Stowed away in a lumber room, this fine piece of work was unearthed thirty years ago. Moths had played havoc with the ground cloth, but the needlework was almost intact, and the colours fresh : skilful hands were set busy relaying the flowers upon cloth of an old gold colour, and the piece now hangs on the wall of the ante-room in the modern house of Monreith. Among the flowers most easily recognised in the design are the madonna lily (which refuses to flourish with us now), the Isabelline lily, clove carnations, mullein, lupine, hyacinth, red primrose, auricula, polyanthus, guelder rose, anemone, moss rose, scarlet lychnis, pink geranium (its leaves variegated with white), convolvulus, sunflower, sweet-William, scabious, and Canterbury bells, whence one is able to form a good notion of the furniture of a Scottish garden in the eighteenth century. Strange to say, the common daffodil is not among them ; the only representative of the family being that double form of narcissus incomparabilis which goes by the homely name of Butter-and-eggs.

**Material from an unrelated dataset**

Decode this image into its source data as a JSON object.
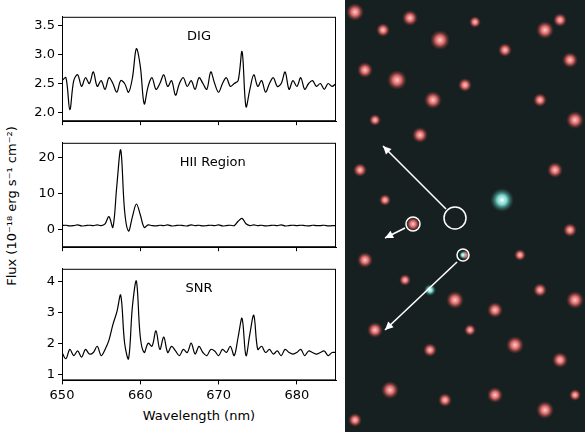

No doubt many of the flowers still adorning these grounds are borne on the same roots which furnished patterns for the gentle artist a century and a half ago ; for there is no fixed limit to the life of some of the humblest herbs. The oxlip may outlive the oak which overshadows it; yonder massive sycamore may be but a child in years compared with the celandine that stars the bank at its foot, and who shall declare the "expectation of life" in the lowly stonecrop that creeps beneath our feet. The green mound, whereon stands the keep of the old castle, breaks out each spring on its south side with a constellation of white violets, wide-spread on the slope. They have long outlived the memory of her who planted them, for it is more than a century since the castle was inhabited. On the terrace at Monreith there is planted in clipped box the Psalmist's note of warning—Homo quasi flos egreditur et conteritur; but those who covet length of days might willingly exchange terms of life with "the hyssop that springeth out of the wall."